Com o aumento do consumo em períodos de grandes eventos esportivos, consumidores do Vale do Aço devem ficar atentos a práticas abusivas, cobranças indevidas e golpes, especialmente em compras e promoções temáticas relacionadas à Copa do Mundo.

Em entrevista à reportagem do Diário do Aço, o diretor regional da OAB Minas Gerais e membro da Comissão de Defesa do Consumidor, Leonardo Augusto Pires Soares, pontuou que cobranças extras em bares e restaurantes só podem ocorrer quando houver informação prévia e concordância do consumidor. “Se não tiver essas informações de preço e de condição com antecedência, aderindo às mesmas, a gente passa a ter uma cobrança indevida”, afirmou ao jornal.

Leonardo também destacou que a taxa de serviço continua sendo facultativa e reforçou que consumação mínima é considerada prática abusiva. Em relação às promoções temáticas que não forem cumpridas, o consumidor pode exigir o cumprimento da oferta, optar por outro produto ou serviço equivalente ou solicitar a devolução integral do valor pago. “É muito importante guardar documentos, panfletos, print de Instagram, tirar foto, ter registro disso”, orientou.

O advogado também alertou para o crescimento de golpes envolvendo o tema Copa, principalmente em compras on-line. “Os golpes estão aumentando muito em número, principalmente usando site falso, perfil fraudulento em rede social, link em aplicativo de mensagem”, ressaltou.
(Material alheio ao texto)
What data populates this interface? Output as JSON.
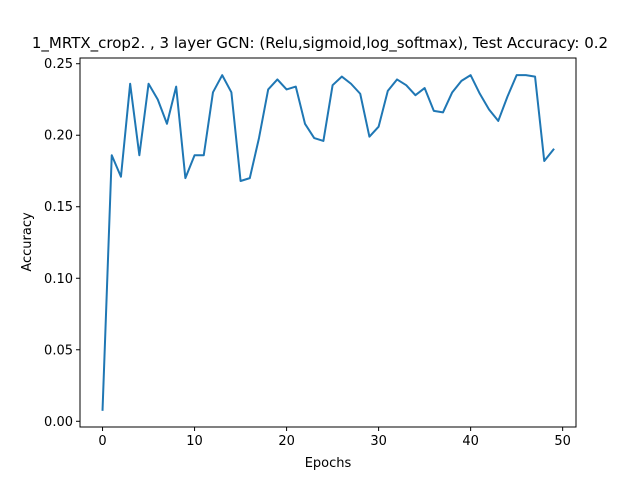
{
  "chart_data": {
    "type": "line",
    "title": "1_MRTX_crop2. , 3 layer GCN: (Relu,sigmoid,log_softmax), Test Accuracy: 0.2",
    "xlabel": "Epochs",
    "ylabel": "Accuracy",
    "xlim": [
      -2.45,
      51.45
    ],
    "ylim": [
      -0.004,
      0.254
    ],
    "xticks": [
      0,
      10,
      20,
      30,
      40,
      50
    ],
    "yticks": [
      0.0,
      0.05,
      0.1,
      0.15,
      0.2,
      0.25
    ],
    "xtick_labels": [
      "0",
      "10",
      "20",
      "30",
      "40",
      "50"
    ],
    "ytick_labels": [
      "0.00",
      "0.05",
      "0.10",
      "0.15",
      "0.20",
      "0.25"
    ],
    "grid": false,
    "line_color": "#1f77b4",
    "series": [
      {
        "x": [
          0,
          1,
          2,
          3,
          4,
          5,
          6,
          7,
          8,
          9,
          10,
          11,
          12,
          13,
          14,
          15,
          16,
          17,
          18,
          19,
          20,
          21,
          22,
          23,
          24,
          25,
          26,
          27,
          28,
          29,
          30,
          31,
          32,
          33,
          34,
          35,
          36,
          37,
          38,
          39,
          40,
          41,
          42,
          43,
          44,
          45,
          46,
          47,
          48,
          49
        ],
        "values": [
          0.008,
          0.186,
          0.171,
          0.236,
          0.186,
          0.236,
          0.225,
          0.208,
          0.234,
          0.17,
          0.186,
          0.186,
          0.23,
          0.242,
          0.23,
          0.168,
          0.17,
          0.198,
          0.232,
          0.239,
          0.232,
          0.234,
          0.208,
          0.198,
          0.196,
          0.235,
          0.241,
          0.236,
          0.229,
          0.199,
          0.206,
          0.231,
          0.239,
          0.235,
          0.228,
          0.233,
          0.217,
          0.216,
          0.23,
          0.238,
          0.242,
          0.229,
          0.218,
          0.21,
          0.227,
          0.242,
          0.242,
          0.241,
          0.182,
          0.19
        ]
      }
    ]
  }
}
Nas compras on-line, Leonardo lembrou que o consumidor mantém os direitos previstos na legislação, incluindo o prazo de sete dias para arrependimento previsto no artigo 49 do Código de Defesa do Consumidor. Em caso de prejuízo, a orientação é buscar apoio jurídico e também órgãos administrativos de defesa do consumidor.

Sobre troca e venda de figurinhas, ele explicou que somente haverá relação de consumo quando existir fornecimento habitual de produtos com finalidade comercial. Trocas ocasionais entre consumidores, sem objetivo econômico, não se enquadram nessa relação.

“O que mais preocupa é saber se o produto realmente tem boa procedência. Para saber se é uma relação de consumo, tem que ter o consumidor de um lado e o fornecedor do outro. Ou alguém que forneça, não precisa ser uma pessoa jurídica, desde que ela tenha uma renda, uma atividade ligada a essa venda de produtos, pode ser enquadrado no Código de Defesa do Consumidor”, concluiu.